Dr Martin also provides a succinct analysis of Barry O'Meara's conflicting loyalties as Napoleon's medical attendant, a British officer, and an admiralty informer. He suggests with some justification that Lord Rosebery might have been less dismissive of O'Meara's Voice of St. Helena and its allegations about Lowe had he been able to read Gorrequer's diary.

Dr Martin also brings out clearly the enmity between Lowe and the Admiralty, and the Navy's sympathy for the Emperor and his doctor which is the key to understanding the O'Meara affair and much that followed. He describes Napoleon's relationship with the British Navy as close to being one of mutual admiration.

The book also provides a thorough account of the harsh treatment of Dr Stokoe by Sir Hudson Lowe and the egregious Sir Thomas Reade, always sniffing around for a conspiracy. It notes the very selective treatment of the case by Lowe's apologist W. Forsyth. The comment on Stokoe's plight as a doctor is worth repeating, coming as it does from a medical practitioner:
He decided to see Napoleon; whatever the risks, this was the action one would have expected of a conscientious doctor.
The regulations extant on St Helena had been manipulated to render normal medical practice illegal.
Dr Arnott's diagnosis of Napoleon's illness as hypchondriasis as late as 22nd April 1821 was he concludes the result of the climate of fear created by the Governor rather than of incompetence. Dr Martin dismisses the poisoning theory in an uncharacteristic unscholarly phrase as, all mouth and no trousers.

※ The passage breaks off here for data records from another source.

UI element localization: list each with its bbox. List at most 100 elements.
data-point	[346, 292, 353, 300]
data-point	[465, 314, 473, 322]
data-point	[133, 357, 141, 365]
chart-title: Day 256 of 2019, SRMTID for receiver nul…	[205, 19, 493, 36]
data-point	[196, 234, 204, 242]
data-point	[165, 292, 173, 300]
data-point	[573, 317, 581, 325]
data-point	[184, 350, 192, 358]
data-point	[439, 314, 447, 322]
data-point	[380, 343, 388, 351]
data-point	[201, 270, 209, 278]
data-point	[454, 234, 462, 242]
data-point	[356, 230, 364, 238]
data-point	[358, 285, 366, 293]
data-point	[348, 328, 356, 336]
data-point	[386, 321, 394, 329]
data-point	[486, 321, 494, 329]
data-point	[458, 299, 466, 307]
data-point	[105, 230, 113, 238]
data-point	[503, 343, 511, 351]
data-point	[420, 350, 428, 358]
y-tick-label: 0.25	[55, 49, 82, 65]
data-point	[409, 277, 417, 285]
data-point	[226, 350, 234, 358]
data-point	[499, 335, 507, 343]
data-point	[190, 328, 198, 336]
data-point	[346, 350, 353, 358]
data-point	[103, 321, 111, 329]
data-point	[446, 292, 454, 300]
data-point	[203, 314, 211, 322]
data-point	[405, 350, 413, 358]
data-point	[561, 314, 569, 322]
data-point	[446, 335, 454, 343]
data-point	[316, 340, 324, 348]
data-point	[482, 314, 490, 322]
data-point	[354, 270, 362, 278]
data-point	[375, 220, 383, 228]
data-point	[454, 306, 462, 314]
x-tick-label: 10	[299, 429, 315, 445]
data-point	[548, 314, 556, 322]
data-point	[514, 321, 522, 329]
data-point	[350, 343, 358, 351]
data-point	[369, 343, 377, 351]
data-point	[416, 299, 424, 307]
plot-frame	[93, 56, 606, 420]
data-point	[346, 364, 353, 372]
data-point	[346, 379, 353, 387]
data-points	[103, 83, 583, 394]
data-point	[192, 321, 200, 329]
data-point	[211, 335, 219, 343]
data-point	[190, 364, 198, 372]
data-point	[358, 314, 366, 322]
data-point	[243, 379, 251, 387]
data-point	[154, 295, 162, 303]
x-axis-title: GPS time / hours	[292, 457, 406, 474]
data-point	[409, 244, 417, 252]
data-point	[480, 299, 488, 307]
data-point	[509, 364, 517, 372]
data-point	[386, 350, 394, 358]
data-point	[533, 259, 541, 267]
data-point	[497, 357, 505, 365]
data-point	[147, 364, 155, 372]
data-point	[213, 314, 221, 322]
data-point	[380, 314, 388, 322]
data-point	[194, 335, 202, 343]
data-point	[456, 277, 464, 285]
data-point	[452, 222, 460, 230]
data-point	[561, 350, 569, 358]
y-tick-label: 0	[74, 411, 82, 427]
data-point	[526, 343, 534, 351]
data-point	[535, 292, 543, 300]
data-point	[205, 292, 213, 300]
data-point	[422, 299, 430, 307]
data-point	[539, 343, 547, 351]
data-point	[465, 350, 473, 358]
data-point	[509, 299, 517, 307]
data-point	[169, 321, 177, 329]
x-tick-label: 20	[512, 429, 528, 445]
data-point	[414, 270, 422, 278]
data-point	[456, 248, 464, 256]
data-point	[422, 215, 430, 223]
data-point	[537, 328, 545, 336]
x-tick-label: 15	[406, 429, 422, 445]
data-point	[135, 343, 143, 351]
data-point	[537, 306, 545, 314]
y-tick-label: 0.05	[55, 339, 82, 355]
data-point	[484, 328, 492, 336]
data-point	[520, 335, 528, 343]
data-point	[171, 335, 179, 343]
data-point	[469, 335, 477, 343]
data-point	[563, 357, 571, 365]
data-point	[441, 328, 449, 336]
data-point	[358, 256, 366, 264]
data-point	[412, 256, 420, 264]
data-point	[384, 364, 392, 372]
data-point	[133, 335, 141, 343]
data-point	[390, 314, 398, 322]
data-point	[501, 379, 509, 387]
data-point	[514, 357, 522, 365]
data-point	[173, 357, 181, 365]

I found the introductory pages a little less sure footed. The famous letter to the Prince Regent is claimed to have been written in Plymouth when in fact it was written before Napoleon went on board the Bellerophon. Pieter Geyl's Napoleon For and Against is inaccurately described as a double edged account of Napoleon's life , when in fact it is a study of French historiography on Napoleon, a very different animal. I also have some problems with his description of Napoleon at his peak as egotistical and brutal. I don't think anyone would cavil at the egotistical epithet, but by no stretch of the imagination was Napoleon a brutal ruler. Martin also suggests that Napoleon still believed himself to be the Messiah, a somewhat bizarre assertion, which perhaps refers to Napoleon's sense of destiny. These though are minor points which should not detract from the quality of the work.

The book inevitably invites comparison with Albert Benhamou's L'Autre St Hélène. Albert's book engages more directly with the primary sources, and contains many long extracts from them, which I personally found very useful. Dr Martin's book is largely a synthesis of secondary sources, and focuses more on the doctors and on Hudson Lowe and less on the inhabitants of Longwood. I feel that these are complementary studies, and still hope to see an English translation of L'Autre St Hélène. I am pleased to have both books on my shelves, each signed by its author.